Release Date: February 22nd, 2019
The return of Johan Längquist (the singer in the monumental album “Epicus Doomicus Metallicus”) in the band, seems like the last “card” being played by CANDLEMASS in order to “rock the boat” and renew the audience’s interest in their declining (in terms of creativity) career, since their reunion in 2001. And up to a certain extent, they do it really well, because “The Door to Doom”, according to my opinion, is the band’s best release since “King of the Grey Islands” (2007). The proof for this can be heard in songs such as “Astrorolus – The Great Octopus” (which reminds me a bit of Krux, and features a guest guitar solo by none other than Tony Iommi), and the triplet “Death’s Wheel”/ “Black Trinity”/ “House of Doom” which comprises the artistic peak of the album. On the other hand, I wouldn’t miss at all the generic ballad “Bridge of the Blind” (Avatarium, anyone?), and in addition the remaining tracks sound like anodyne fillers to my ears; not disappointing, but certainly not exciting either. What I really miss though in this album, is a really slow, ultra-heavy and massive song, to justify in a way the over-use of the word “doom” by the band, during the last years. There’s no doubt that CANDLEMASS are the godfathers of the specific term, but there’s really no need for them to constantly point it out in almost every possible title or verse. It has become quite boring, and it also reveals a lack of inspiration.

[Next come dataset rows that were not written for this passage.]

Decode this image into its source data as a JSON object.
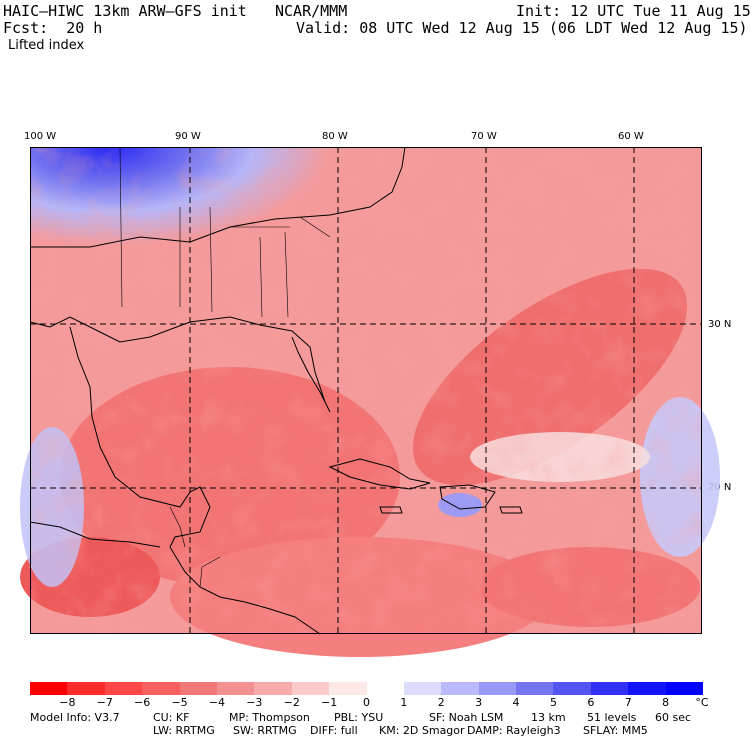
{
  "header": {
    "model": "HAIC–HIWC 13km ARW–GFS init",
    "org": "NCAR/MMM",
    "init": "Init: 12 UTC Tue 11 Aug 15",
    "fcst": "Fcst:  20 h",
    "valid": "Valid: 08 UTC Wed 12 Aug 15 (06 LDT Wed 12 Aug 15)",
    "field": "Lifted index"
  },
  "map": {
    "lon_labels": [
      "100 W",
      "90 W",
      "80 W",
      "70 W",
      "60 W"
    ],
    "lat_labels": [
      "30 N",
      "20 N"
    ]
  },
  "colorbar": {
    "ticks": [
      "−8",
      "−7",
      "−6",
      "−5",
      "−4",
      "−3",
      "−2",
      "−1",
      "0",
      "1",
      "2",
      "3",
      "4",
      "5",
      "6",
      "7",
      "8"
    ],
    "unit": "°C",
    "colors": [
      "#ff0000",
      "#ff2b2b",
      "#ff4747",
      "#f86060",
      "#f27878",
      "#f39090",
      "#f7abab",
      "#fbcaca",
      "#fde8e8",
      "#ffffff",
      "#dcdcff",
      "#b9b9fb",
      "#9898f7",
      "#7575f2",
      "#5454f3",
      "#3131f6",
      "#1414fa",
      "#0000ff"
    ]
  },
  "model_info": {
    "line1": [
      "Model Info: V3.7",
      "CU: KF",
      "MP: Thompson",
      "PBL: YSU",
      "SF: Noah LSM",
      "13 km",
      "51 levels",
      "60 sec"
    ],
    "line2": [
      "LW: RRTMG",
      "SW: RRTMG",
      "DIFF: full",
      "KM: 2D Smagor",
      "DAMP: Rayleigh3",
      "SFLAY: MM5"
    ]
  }
}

In other respects, Johan Längquist’s voice still sounds gracious (especially if you consider that it’s been 33 years since the release of “Epicus…”), and the same goes for the performance of the other band members. As far as the production is concerned, the sound of the album provides a balanced combination between clarity, heaviness and power, something that makes listening to “The Door to Doom” a comfortable, even pleasurable experience – and the “normal” duration (49 minutes) of this work adds up to it. To conclude, CANDLEMASS have returned with a release that surely does not stand next to their classic albums; however it is totally worthy of the band’s name and legacy. I doubt if any loyal Candlemass-fan will be disappointed by this album (since at least half of its songs fully deliver what he or she may expect nowadays from these Swedish masters), but it won’t be very easy for “The Door to Doom” to attract newcomers; the latter should compulsorily begin with the band’s first two masterpieces, and then continue with the rest of its discography.